Abstract
There is conflicting evidence about whether stimulus magnification is sufficient to equate the discriminability of point-light walkers across the visual field. Ikeda, Watanabe and Blake (2005, Vision Research) found that peak noise tolerance was always highest at fixation and concluded that biological motion was unscalably poor in the periphery. By contrast, Gibson et al. (VSS, 2005) found that in the absence of spatiotemporal noise, stimulus magnification was sufficient to equate point-light walker direction discrimination (left vs right, i.e., ±90° from the line of sight) across the visual field.
We measured the accuracy with which observers could report the directions of point-light-walkers moving ±4° from the line of sight. Accuracy was measured over a seven-fold range of sizes at eccentricities from 0 to 16°. All observers achieved 100% accuracy at the largest stimulus sizes (20° height) at all eccentricities. The psychometric functions at each eccentricity were shifted versions of each other on a log size axis. Therefore, by dividing stimulus size at each eccentricity (E) by an appropriate F = 1 + E/E2 (where E2 represents the eccentricity at which stimulus size must double to achieve equivalent-to-foveal performance) all data could be fit with a single function. The average E2 value was .97 (SEM = .19, N = 3). This value is close to that found by Gurnsey et al. (2006, Journal of Vision) in a structure-from-motion task (E2 = .61) but contrasts with the average E2 value of 3.5 found by Gibson et al. (VSS, 2005).

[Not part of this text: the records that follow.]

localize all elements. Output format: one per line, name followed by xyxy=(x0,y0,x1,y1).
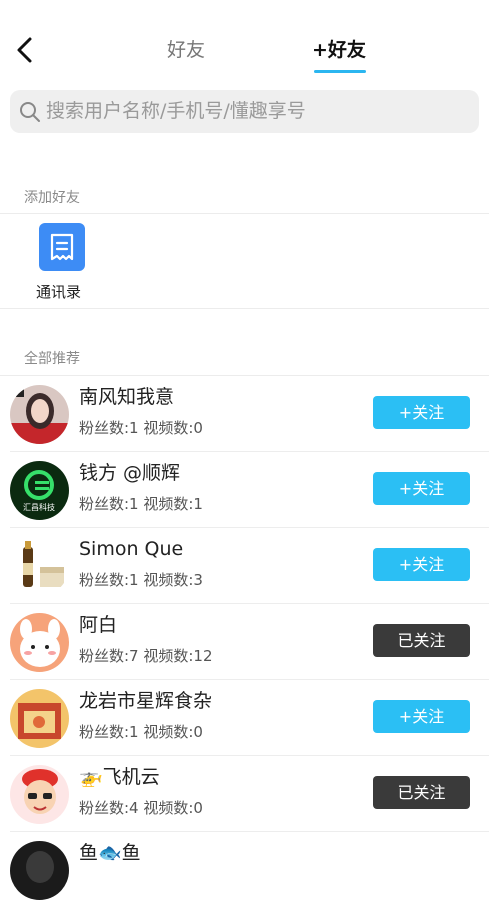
user-name: Simon Que xyxy=(79,538,184,560)
divider xyxy=(0,213,489,214)
user-name: 钱方 @顺辉 xyxy=(79,462,181,484)
followed-button[interactable]: 已关注 xyxy=(373,776,470,809)
user-name: 南风知我意 xyxy=(79,386,175,408)
user-row[interactable]: 鱼🐟鱼 xyxy=(0,832,489,908)
contacts-label[interactable]: 通讯录 xyxy=(36,281,81,302)
top-bar: 好友 +好友 xyxy=(0,0,489,80)
follow-button[interactable]: +关注 xyxy=(373,700,470,733)
tab-add-friends[interactable]: +好友 xyxy=(312,36,366,64)
user-stats: 粉丝数:7 视频数:12 xyxy=(79,647,213,665)
tab-friends[interactable]: 好友 xyxy=(167,36,205,64)
search-icon xyxy=(20,102,40,122)
user-name: 🚁飞机云 xyxy=(79,766,160,788)
follow-button[interactable]: +关注 xyxy=(373,548,470,581)
user-name: 龙岩市星辉食杂 xyxy=(79,690,213,712)
user-row[interactable]: 汇昌科技 钱方 @顺辉 粉丝数:1 视频数:1 +关注 xyxy=(0,452,489,528)
user-name: 阿白 xyxy=(79,614,118,636)
avatar xyxy=(10,765,69,824)
active-tab-indicator xyxy=(314,70,366,73)
avatar xyxy=(10,689,69,748)
user-name: 鱼🐟鱼 xyxy=(79,842,141,864)
user-stats: 粉丝数:1 视频数:3 xyxy=(79,571,203,589)
svg-text:汇昌科技: 汇昌科技 xyxy=(23,502,55,512)
user-stats: 粉丝数:4 视频数:0 xyxy=(79,799,203,817)
user-row[interactable]: 南风知我意 粉丝数:1 视频数:0 +关注 xyxy=(0,376,489,452)
avatar: 汇昌科技 xyxy=(10,461,69,520)
user-stats: 粉丝数:1 视频数:1 xyxy=(79,495,203,513)
avatar xyxy=(10,841,69,900)
user-row[interactable]: 龙岩市星辉食杂 粉丝数:1 视频数:0 +关注 xyxy=(0,680,489,756)
user-row[interactable]: Simon Que 粉丝数:1 视频数:3 +关注 xyxy=(0,528,489,604)
divider xyxy=(0,308,489,309)
user-row[interactable]: 阿白 粉丝数:7 视频数:12 已关注 xyxy=(0,604,489,680)
follow-button[interactable]: +关注 xyxy=(373,472,470,505)
avatar xyxy=(10,613,69,672)
contacts-book-icon[interactable] xyxy=(39,223,85,271)
avatar xyxy=(10,537,69,596)
followed-button[interactable]: 已关注 xyxy=(373,624,470,657)
avatar xyxy=(10,385,69,444)
search-bar[interactable]: 搜索用户名称/手机号/懂趣享号 xyxy=(10,90,479,133)
back-chevron-icon[interactable] xyxy=(12,34,36,66)
add-friends-title: 添加好友 xyxy=(24,190,80,206)
user-stats: 粉丝数:1 视频数:0 xyxy=(79,419,203,437)
user-stats: 粉丝数:1 视频数:0 xyxy=(79,723,203,741)
recommend-title: 全部推荐 xyxy=(24,351,80,367)
user-row[interactable]: 🚁飞机云 粉丝数:4 视频数:0 已关注 xyxy=(0,756,489,832)
follow-button[interactable]: +关注 xyxy=(373,396,470,429)
search-placeholder: 搜索用户名称/手机号/懂趣享号 xyxy=(46,100,306,122)
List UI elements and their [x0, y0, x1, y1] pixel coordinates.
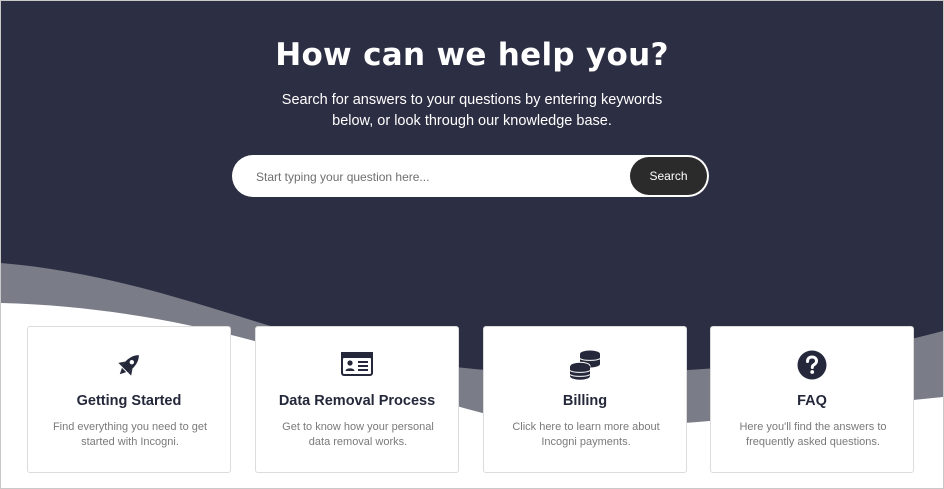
card-description: Find everything you need to get started …: [52, 421, 208, 448]
page-frame: How can we help you? Search for answers …: [0, 0, 944, 489]
page-subtitle: Search for answers to your questions by …: [281, 92, 663, 129]
card-title: Data Removal Process: [278, 393, 436, 409]
page-title: How can we help you?: [275, 37, 669, 73]
search-button[interactable]: Search: [630, 157, 707, 195]
id-card-icon: [256, 349, 458, 381]
search-input[interactable]: [254, 155, 638, 199]
card-getting-started[interactable]: Getting Started Find everything you need…: [27, 326, 231, 473]
card-description: Click here to learn more about Incogni p…: [512, 421, 660, 448]
card-title: FAQ: [797, 393, 827, 409]
search-bar: Search: [232, 155, 709, 199]
card-data-removal-process[interactable]: Data Removal Process Get to know how you…: [255, 326, 459, 473]
card-description: Get to know how your personal data remov…: [282, 421, 434, 448]
card-title: Billing: [562, 393, 608, 409]
rocket-icon: [28, 349, 230, 381]
card-title: Getting Started: [76, 393, 182, 409]
card-description: Here you'll find the answers to frequent…: [739, 421, 887, 448]
card-billing[interactable]: Billing Click here to learn more about I…: [483, 326, 687, 473]
coins-icon: [484, 349, 686, 381]
card-faq[interactable]: FAQ Here you'll find the answers to freq…: [710, 326, 914, 473]
question-circle-icon: [711, 349, 913, 381]
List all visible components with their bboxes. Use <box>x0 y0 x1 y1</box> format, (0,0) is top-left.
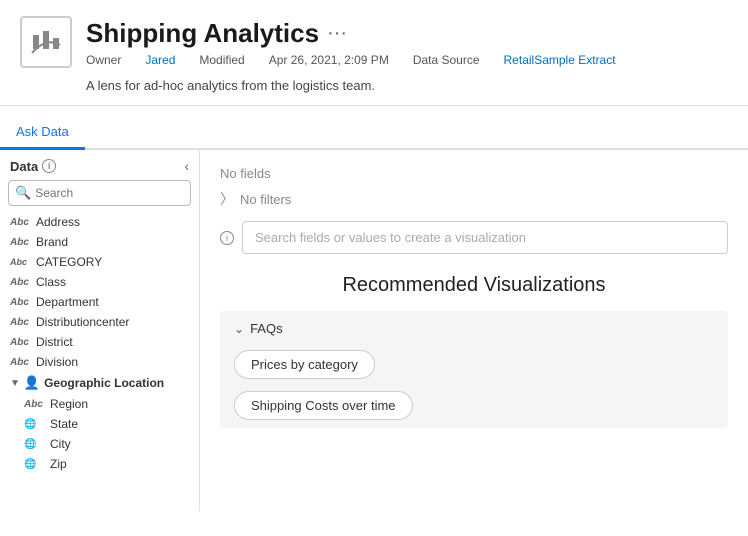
field-category[interactable]: Abc CATEGORY <box>0 252 199 272</box>
filter-row: 〉 No filters <box>220 189 728 209</box>
sidebar-collapse-button[interactable]: ‹ <box>184 158 189 174</box>
search-input[interactable] <box>35 186 184 200</box>
field-list: Abc Address Abc Brand Abc CATEGORY Abc C… <box>0 212 199 474</box>
modified-label: Modified <box>199 53 244 67</box>
faq-section: ⌄ FAQs Prices by category Shipping Costs… <box>220 311 728 428</box>
workbook-icon <box>20 16 72 68</box>
field-region[interactable]: Abc Region <box>0 394 199 414</box>
geo-icon: 👤 <box>24 375 40 391</box>
search-viz-input[interactable]: Search fields or values to create a visu… <box>242 221 728 254</box>
datasource-label: Data Source <box>413 53 480 67</box>
viz-btn-prices-by-category[interactable]: Prices by category <box>234 350 375 379</box>
recommended-visualizations-title: Recommended Visualizations <box>220 274 728 297</box>
field-city[interactable]: 🌐 City <box>0 434 199 454</box>
sidebar: Data i ‹ 🔍 Abc Address Abc Brand Abc CAT… <box>0 150 200 511</box>
data-info-icon[interactable]: i <box>42 159 56 173</box>
field-state[interactable]: 🌐 State <box>0 414 199 434</box>
field-distributioncenter[interactable]: Abc Distributioncenter <box>0 312 199 332</box>
field-address[interactable]: Abc Address <box>0 212 199 232</box>
no-filters-text: No filters <box>240 192 291 207</box>
page-description: A lens for ad-hoc analytics from the log… <box>86 78 728 93</box>
expand-icon: ▼ <box>10 378 20 389</box>
no-fields-text: No fields <box>220 166 728 181</box>
main-layout: Data i ‹ 🔍 Abc Address Abc Brand Abc CAT… <box>0 150 748 511</box>
content-area: No fields 〉 No filters i Search fields o… <box>200 150 748 511</box>
field-brand[interactable]: Abc Brand <box>0 232 199 252</box>
search-info-icon: i <box>220 231 234 245</box>
owner-link[interactable]: Jared <box>145 53 175 67</box>
page-header: Shipping Analytics ··· Owner Jared Modif… <box>0 0 748 106</box>
search-viz-row: i Search fields or values to create a vi… <box>220 221 728 254</box>
field-department[interactable]: Abc Department <box>0 292 199 312</box>
section-geographic-location[interactable]: ▼ 👤 Geographic Location <box>0 372 199 394</box>
field-district[interactable]: Abc District <box>0 332 199 352</box>
field-zip[interactable]: 🌐 Zip <box>0 454 199 474</box>
owner-label: Owner <box>86 53 121 67</box>
filter-icon: 〉 <box>220 189 234 209</box>
search-box[interactable]: 🔍 <box>8 180 191 206</box>
viz-buttons: Prices by category Shipping Costs over t… <box>220 346 728 428</box>
more-options-button[interactable]: ··· <box>327 22 347 45</box>
datasource-link[interactable]: RetailSample Extract <box>504 53 616 67</box>
faq-chevron-icon: ⌄ <box>234 322 244 336</box>
viz-btn-shipping-costs[interactable]: Shipping Costs over time <box>234 391 413 420</box>
tab-ask-data[interactable]: Ask Data <box>0 116 85 150</box>
faq-label: FAQs <box>250 321 283 336</box>
sidebar-title: Data i <box>10 159 56 174</box>
modified-date: Apr 26, 2021, 2:09 PM <box>269 53 389 67</box>
search-icon: 🔍 <box>15 185 31 201</box>
field-class[interactable]: Abc Class <box>0 272 199 292</box>
page-title: Shipping Analytics <box>86 18 319 49</box>
faq-header[interactable]: ⌄ FAQs <box>220 311 728 346</box>
tab-bar: Ask Data <box>0 116 748 150</box>
field-division[interactable]: Abc Division <box>0 352 199 372</box>
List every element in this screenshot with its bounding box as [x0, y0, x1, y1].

In the absence of spatiotemporal noise, size scaling is sufficient to equate discrimination of biological motion across the visual field. The average E2 in this task is smaller than that found by Gibson et al. (2005), showing that task difficulty has an effect on the magnification needed to compensate for eccentricity-dependent sensitivity loss.
This research was supported by an NSERC grant to Rick Gurnsey.